Huh... very cool. Link?
It was a New Scientist article iirc... I'll try and track it down for you.
steven: lets not get into a discussion of 'what is intelligence' just yet... the year is still too young (and we've had that discussion many times over during the past decade). As for your belief that intelligence must arise from the creator/designer, I disagree. Mostly because I believe intelligence is a functional property of systems and so it can be learned (and improved) through adaptation of the system. Provided the designer/creator gives the system the capacity to try new strategies and evaluate the quality of them, the system will develop what we might call 'intelligent strategies'... i.e., those that best suit the system (taken with respect to its performance measures and beliefs).

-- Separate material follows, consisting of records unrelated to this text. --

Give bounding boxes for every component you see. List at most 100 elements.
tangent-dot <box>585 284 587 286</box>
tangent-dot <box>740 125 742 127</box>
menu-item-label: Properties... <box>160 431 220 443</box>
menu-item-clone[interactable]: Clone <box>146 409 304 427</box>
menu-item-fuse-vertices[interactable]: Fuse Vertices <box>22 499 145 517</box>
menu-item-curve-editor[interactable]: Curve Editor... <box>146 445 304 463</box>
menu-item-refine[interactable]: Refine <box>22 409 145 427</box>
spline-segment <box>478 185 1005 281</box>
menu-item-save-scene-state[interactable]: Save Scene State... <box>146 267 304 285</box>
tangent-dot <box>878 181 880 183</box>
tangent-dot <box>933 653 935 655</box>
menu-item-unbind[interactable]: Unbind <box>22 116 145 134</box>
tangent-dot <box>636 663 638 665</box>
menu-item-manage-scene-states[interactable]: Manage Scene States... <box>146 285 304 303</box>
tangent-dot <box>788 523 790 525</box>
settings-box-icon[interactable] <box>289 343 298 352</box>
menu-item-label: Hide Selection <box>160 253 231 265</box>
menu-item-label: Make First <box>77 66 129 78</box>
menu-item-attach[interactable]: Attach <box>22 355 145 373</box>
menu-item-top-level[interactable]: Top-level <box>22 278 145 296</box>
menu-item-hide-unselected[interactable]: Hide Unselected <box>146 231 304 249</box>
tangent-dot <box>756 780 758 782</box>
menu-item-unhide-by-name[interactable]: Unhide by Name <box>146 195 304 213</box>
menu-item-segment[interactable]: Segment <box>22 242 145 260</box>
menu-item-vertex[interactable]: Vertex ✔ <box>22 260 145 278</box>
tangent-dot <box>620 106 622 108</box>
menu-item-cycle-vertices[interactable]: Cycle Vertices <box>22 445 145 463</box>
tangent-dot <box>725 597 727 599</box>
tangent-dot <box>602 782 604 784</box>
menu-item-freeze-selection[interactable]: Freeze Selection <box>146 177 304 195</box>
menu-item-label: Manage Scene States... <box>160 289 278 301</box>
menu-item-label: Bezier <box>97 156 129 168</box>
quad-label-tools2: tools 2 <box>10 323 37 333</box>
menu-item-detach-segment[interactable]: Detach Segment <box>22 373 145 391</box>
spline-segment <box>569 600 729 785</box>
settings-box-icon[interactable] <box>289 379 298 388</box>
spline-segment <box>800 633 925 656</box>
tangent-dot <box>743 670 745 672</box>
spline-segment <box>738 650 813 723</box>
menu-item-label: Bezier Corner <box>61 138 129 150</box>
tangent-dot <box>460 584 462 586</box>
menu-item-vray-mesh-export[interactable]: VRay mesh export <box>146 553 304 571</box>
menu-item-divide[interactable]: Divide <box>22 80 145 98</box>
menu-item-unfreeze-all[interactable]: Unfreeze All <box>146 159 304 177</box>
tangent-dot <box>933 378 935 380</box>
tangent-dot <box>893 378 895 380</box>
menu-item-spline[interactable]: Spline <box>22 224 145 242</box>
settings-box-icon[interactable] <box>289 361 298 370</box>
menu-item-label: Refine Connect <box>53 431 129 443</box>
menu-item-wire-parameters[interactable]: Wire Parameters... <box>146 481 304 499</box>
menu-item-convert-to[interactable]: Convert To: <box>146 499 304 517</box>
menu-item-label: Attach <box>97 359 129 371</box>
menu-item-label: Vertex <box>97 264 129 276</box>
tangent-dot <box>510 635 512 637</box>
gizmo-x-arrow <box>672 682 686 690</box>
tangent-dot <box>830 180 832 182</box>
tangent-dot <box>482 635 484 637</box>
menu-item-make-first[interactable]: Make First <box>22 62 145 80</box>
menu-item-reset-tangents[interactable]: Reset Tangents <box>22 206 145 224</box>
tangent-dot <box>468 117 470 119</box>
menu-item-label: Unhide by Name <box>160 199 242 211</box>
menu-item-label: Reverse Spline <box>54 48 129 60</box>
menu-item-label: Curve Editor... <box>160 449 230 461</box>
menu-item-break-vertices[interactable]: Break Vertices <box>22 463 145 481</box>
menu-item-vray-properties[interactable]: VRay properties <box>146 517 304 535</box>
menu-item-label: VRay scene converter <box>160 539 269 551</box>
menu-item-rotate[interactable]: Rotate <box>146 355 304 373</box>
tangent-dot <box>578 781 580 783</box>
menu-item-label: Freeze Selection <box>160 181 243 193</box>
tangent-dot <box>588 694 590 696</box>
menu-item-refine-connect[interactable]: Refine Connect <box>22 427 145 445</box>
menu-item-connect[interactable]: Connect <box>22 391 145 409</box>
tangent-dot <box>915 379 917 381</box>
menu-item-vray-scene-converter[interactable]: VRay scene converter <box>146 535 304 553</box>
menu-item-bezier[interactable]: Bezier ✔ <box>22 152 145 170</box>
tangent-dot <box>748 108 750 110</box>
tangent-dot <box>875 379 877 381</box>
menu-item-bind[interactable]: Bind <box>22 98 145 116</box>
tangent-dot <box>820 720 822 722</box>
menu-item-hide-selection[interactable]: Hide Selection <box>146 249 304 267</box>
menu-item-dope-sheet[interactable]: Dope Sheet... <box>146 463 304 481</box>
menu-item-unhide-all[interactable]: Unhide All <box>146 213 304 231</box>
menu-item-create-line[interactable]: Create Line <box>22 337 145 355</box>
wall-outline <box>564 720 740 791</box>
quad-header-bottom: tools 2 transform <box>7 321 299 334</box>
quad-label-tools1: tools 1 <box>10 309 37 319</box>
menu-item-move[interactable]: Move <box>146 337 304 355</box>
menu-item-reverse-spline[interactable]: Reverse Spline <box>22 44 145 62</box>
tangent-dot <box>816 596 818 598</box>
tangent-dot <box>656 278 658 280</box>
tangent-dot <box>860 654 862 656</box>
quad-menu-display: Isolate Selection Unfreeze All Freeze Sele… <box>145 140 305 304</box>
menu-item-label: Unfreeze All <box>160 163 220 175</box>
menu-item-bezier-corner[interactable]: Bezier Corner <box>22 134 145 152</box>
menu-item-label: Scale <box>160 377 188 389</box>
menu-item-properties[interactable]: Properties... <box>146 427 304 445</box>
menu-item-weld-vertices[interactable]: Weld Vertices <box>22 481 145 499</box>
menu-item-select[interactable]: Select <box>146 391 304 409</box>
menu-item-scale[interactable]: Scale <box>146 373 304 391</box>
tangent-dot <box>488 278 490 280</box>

owl: no, that's not what I'm saying. If you gave a bot/agent a sensor with which to observe an environment and a means of applying labels to objects detectable by the sensor, then you gave it the capacity to communicate these labels to another bot/agent that could observe the same environment... and then finally gave them a means of inferring the meaning of a label they receive from the other bot, then it is conceivable that you could devise an evolutionary strategy that permitted the bots to evolve a common language.
In the given experiment, the communication channel is made of both the sensor and the blinking light. The labels can be anything, but they map directly to positive and negative reinforcements in the environment. In this context it doesn't matter what one bot calls them... only the label they send to other bots (how they blink... or not at all).
The evolutionary strategy is 'survival of the power-eaters'... i.e., those that receive the most positive reinforcement are more likely to survive. However, this isn't guaranteed, since the GAs implementation includes stochastic factors (mutation and selection). Thus there will be situations in which bots will gain more by helping everyone to recieve more power, rather than just themselves (altruism benefits weak individuals the most). There will also be situations in which those with a strong strategy are better off treading on the weak (altruism does not benefit the powerful).
For those interested: Kevin Korb from Monash University, along with some of his honours students, has investigated evolution of various social behaviours in software simulations. He has noted, for example, that in certain populations, euthenasia is a viable and appropriate strategy for ensuring the long term strength and viability of the population. If you're interested in his work you can find more information online at Monash's website.